Crisis—A few decades ago, I had lunch with Daniel Carroll in Howard County, Maryland, during which he used a pop-up toaster in his grand dining room, which was hung with ancestral portraits. There were many such portraits, for Dan was a direct descendant of the only Catholic signer of the Declaration of Independence, Charles Carroll of Carrollton. Doughoregan Manor has been a private residence since it was built in the early eighteenth century, although its family chapel was open to area Catholics in days when the Faith had been proscribed. After the Civil War, the chairs in the chapel, where the signer is buried, were purchased by a maternal antecedent during a trip to Paris when the Church of the Madeleine was being renovated. I never got to go back to Doughoregan, but Dan wrote to say that he was using the incense I had given him.
What matters here are those chairs, for they were used at the funeral of Chopin. The “Raphael of the piano,” as Heinrich Heine called him, had requested that Mozart’s Requiem be played at his obsequies; special permission was granted for female singers, who were concealed behind a black velvet curtain, which must have posed an acoustical challenge.
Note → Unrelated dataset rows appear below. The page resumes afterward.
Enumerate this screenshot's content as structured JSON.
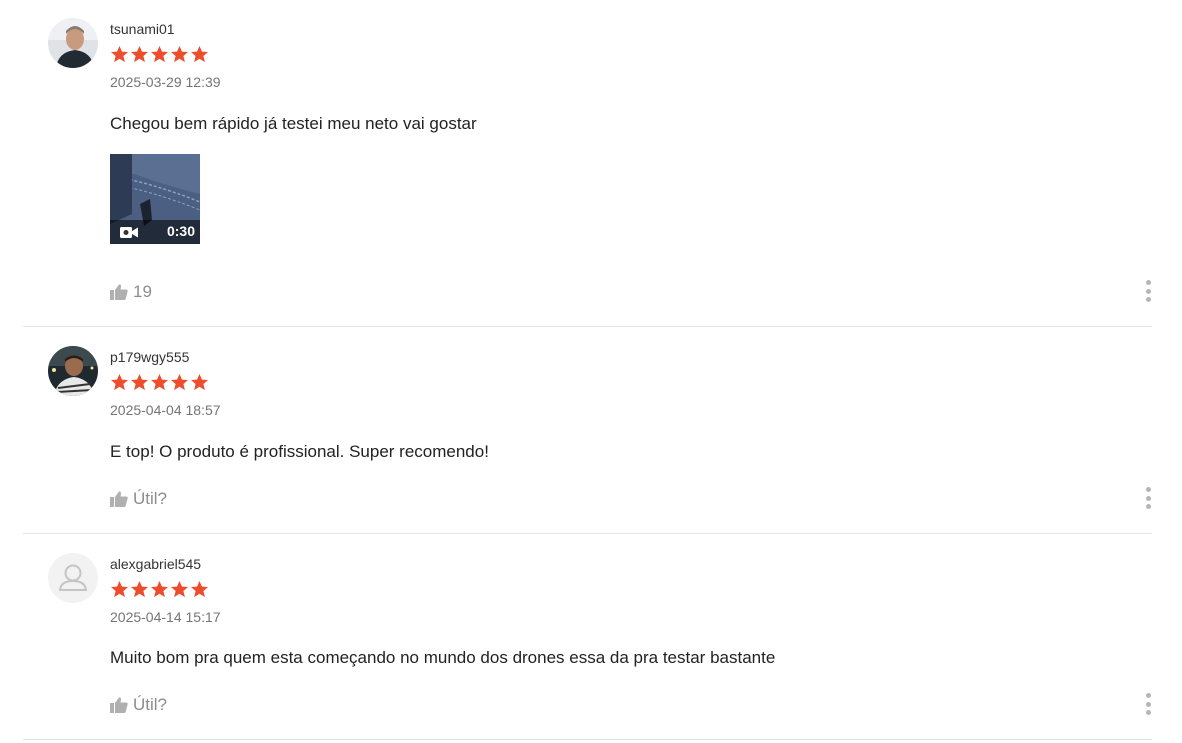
{
  "reviews": [
    {
      "username": "tsunami01",
      "rating": 5,
      "date": "2025-03-29 12:39",
      "comment": "Chegou bem rápido já testei meu neto vai gostar",
      "media": {
        "type": "video",
        "duration": "0:30"
      },
      "like_label": "19"
    },
    {
      "username": "p179wgy555",
      "rating": 5,
      "date": "2025-04-04 18:57",
      "comment": "E top! O produto é profissional. Super recomendo!",
      "like_label": "Útil?"
    },
    {
      "username": "alexgabriel545",
      "rating": 5,
      "date": "2025-04-14 15:17",
      "comment": "Muito bom pra quem esta começando no mundo dos drones essa da pra testar bastante",
      "like_label": "Útil?"
    }
  ],
  "colors": {
    "star": "#ee4d2d",
    "muted": "#8d8d8d",
    "divider": "#e5e5e5"
  },
  "icons": [
    "star-icon",
    "video-camera-icon",
    "thumbs-up-icon",
    "more-vertical-icon",
    "default-avatar-icon"
  ]
}
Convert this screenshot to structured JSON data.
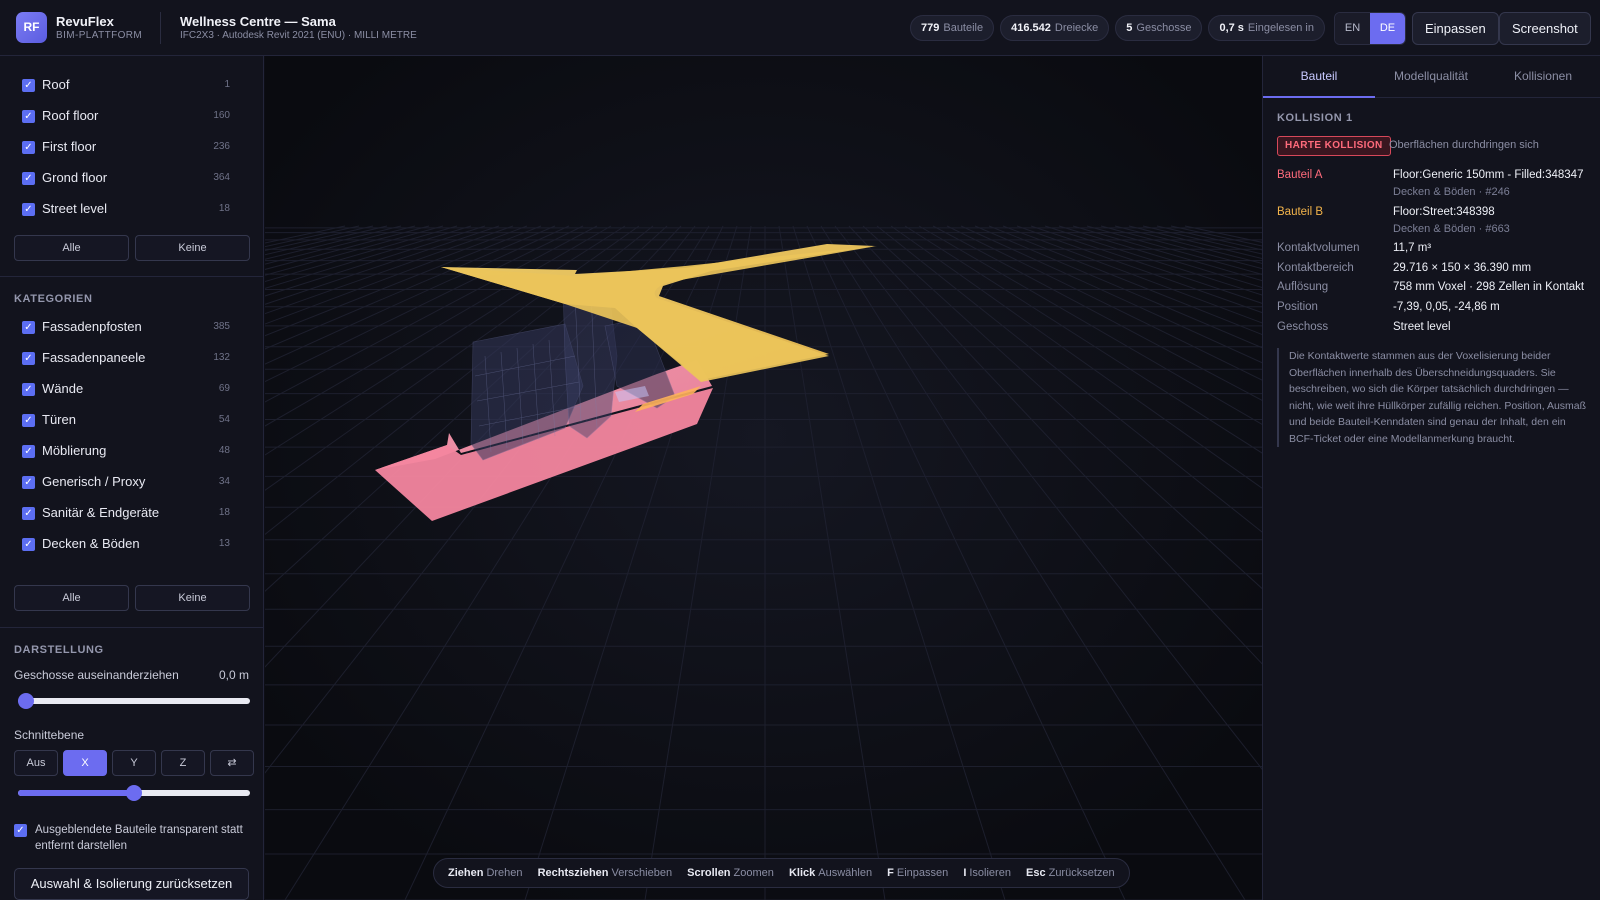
{
  "header": {
    "logo_text": "RF",
    "brand_name": "RevuFlex",
    "brand_sub": "BIM-PLATTFORM",
    "project_title": "Wellness Centre — Sama",
    "project_sub": "IFC2X3 · Autodesk Revit 2021 (ENU) · MILLI METRE",
    "stats": [
      {
        "value": "779",
        "label": "Bauteile"
      },
      {
        "value": "416.542",
        "label": "Dreiecke"
      },
      {
        "value": "5",
        "label": "Geschosse"
      },
      {
        "value": "0,7 s",
        "label": "Eingelesen in"
      }
    ],
    "lang_en": "EN",
    "lang_de": "DE",
    "fit_label": "Einpassen",
    "screenshot_label": "Screenshot"
  },
  "storeys": {
    "items": [
      {
        "label": "Roof",
        "count": "1"
      },
      {
        "label": "Roof floor",
        "count": "160"
      },
      {
        "label": "First floor",
        "count": "236"
      },
      {
        "label": "Grond floor",
        "count": "364"
      },
      {
        "label": "Street level",
        "count": "18"
      }
    ],
    "all_label": "Alle",
    "none_label": "Keine"
  },
  "categories": {
    "heading": "KATEGORIEN",
    "items": [
      {
        "label": "Fassadenpfosten",
        "count": "385"
      },
      {
        "label": "Fassadenpaneele",
        "count": "132"
      },
      {
        "label": "Wände",
        "count": "69"
      },
      {
        "label": "Türen",
        "count": "54"
      },
      {
        "label": "Möblierung",
        "count": "48"
      },
      {
        "label": "Generisch / Proxy",
        "count": "34"
      },
      {
        "label": "Sanitär & Endgeräte",
        "count": "18"
      },
      {
        "label": "Decken & Böden",
        "count": "13"
      }
    ],
    "all_label": "Alle",
    "none_label": "Keine"
  },
  "display": {
    "heading": "DARSTELLUNG",
    "explode_label": "Geschosse auseinanderziehen",
    "explode_value": "0,0 m",
    "explode_fraction": 0.0,
    "section_label": "Schnittebene",
    "section_options": [
      "Aus",
      "X",
      "Y",
      "Z",
      "⇄"
    ],
    "section_selected": "X",
    "section_fraction": 0.5,
    "transparent_label": "Ausgeblendete Bauteile transparent statt entfernt darstellen",
    "reset_label": "Auswahl & Isolierung zurücksetzen"
  },
  "hints": [
    {
      "key": "Ziehen",
      "action": "Drehen"
    },
    {
      "key": "Rechtsziehen",
      "action": "Verschieben"
    },
    {
      "key": "Scrollen",
      "action": "Zoomen"
    },
    {
      "key": "Klick",
      "action": "Auswählen"
    },
    {
      "key": "F",
      "action": "Einpassen"
    },
    {
      "key": "I",
      "action": "Isolieren"
    },
    {
      "key": "Esc",
      "action": "Zurücksetzen"
    }
  ],
  "panel": {
    "tabs": [
      "Bauteil",
      "Modellqualität",
      "Kollisionen"
    ],
    "collision_title": "KOLLISION 1",
    "badge": "HARTE KOLLISION",
    "badge_desc": "Oberflächen durchdringen sich",
    "part_a_key": "Bauteil A",
    "part_a_name": "Floor:Generic 150mm - Filled:348347",
    "part_a_sub": "Decken & Böden · #246",
    "part_b_key": "Bauteil B",
    "part_b_name": "Floor:Street:348398",
    "part_b_sub": "Decken & Böden · #663",
    "rows": [
      {
        "key": "Kontaktvolumen",
        "value": "11,7 m³"
      },
      {
        "key": "Kontaktbereich",
        "value": "29.716 × 150 × 36.390 mm"
      },
      {
        "key": "Auflösung",
        "value": "758 mm Voxel · 298 Zellen in Kontakt"
      },
      {
        "key": "Position",
        "value": "-7,39, 0,05, -24,86 m"
      },
      {
        "key": "Geschoss",
        "value": "Street level"
      }
    ],
    "note": "Die Kontaktwerte stammen aus der Voxelisierung beider Oberflächen innerhalb des Überschneidungsquaders. Sie beschreiben, wo sich die Körper tatsächlich durchdringen — nicht, wie weit ihre Hüllkörper zufällig reichen. Position, Ausmaß und beide Bauteil-Kenndaten sind genau der Inhalt, den ein BCF-Ticket oder eine Modellanmerkung braucht."
  },
  "colors": {
    "accent": "#6c6cf0",
    "part_a": "#ff6b7c",
    "part_b": "#f3b44b",
    "slab_pink": "#f4869f",
    "slab_yellow": "#ecc45a"
  }
}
Pauline Viardot, who had affectionately nursed Chopin in his last illness, sang the mezzo-soprano part of the “Tuba mirum” movement. The soprano, Jenny Lind, had recently returned from America, where P.T. Barnum had paid her an unheard-of $150,000; she had vain hopes of returning to New York with Chopin. One of the pallbearers was the Romantic painter Eugène Delacroix, long rumored to have been the natural son of the diplomat and sometime bishop Talleyrand. Three thousand devotees packed the great Neoclassical church. For all the black crepe, Chopin’s funeral was a colorful Catholic moment.
In the peccadillos, inconsistencies, and paradoxes of celebrities like Chopin are displayed the mixture of sublimity and earthiness which constitute the moral texture of Catholicism: an elasticity of accommodation that unsubtle critics confuse with hypocrisy, and a generosity of spirit that zealots (both secular and religious) scorn as indifference. Chopin is but one of many witnesses from his own age to the patience that Catholicism has for the creative mind, and even what the Romantic Age named “genius.” Such patience is at risk today when sentimentality indulges a false mercy, not knowing the difference between steadfastness and rigidity, and confusedly loving the sin as part and parcel of loving the sinner. The Church, rather, is like the Scriptures as described by Pope Gregory the Great in his Commentary of Job: a river broad and deep, shallow enough here for the lamb to go wading, but deep enough there for the elephant to swim—planus et altus, in quo et agnus ambulet et elephas natet.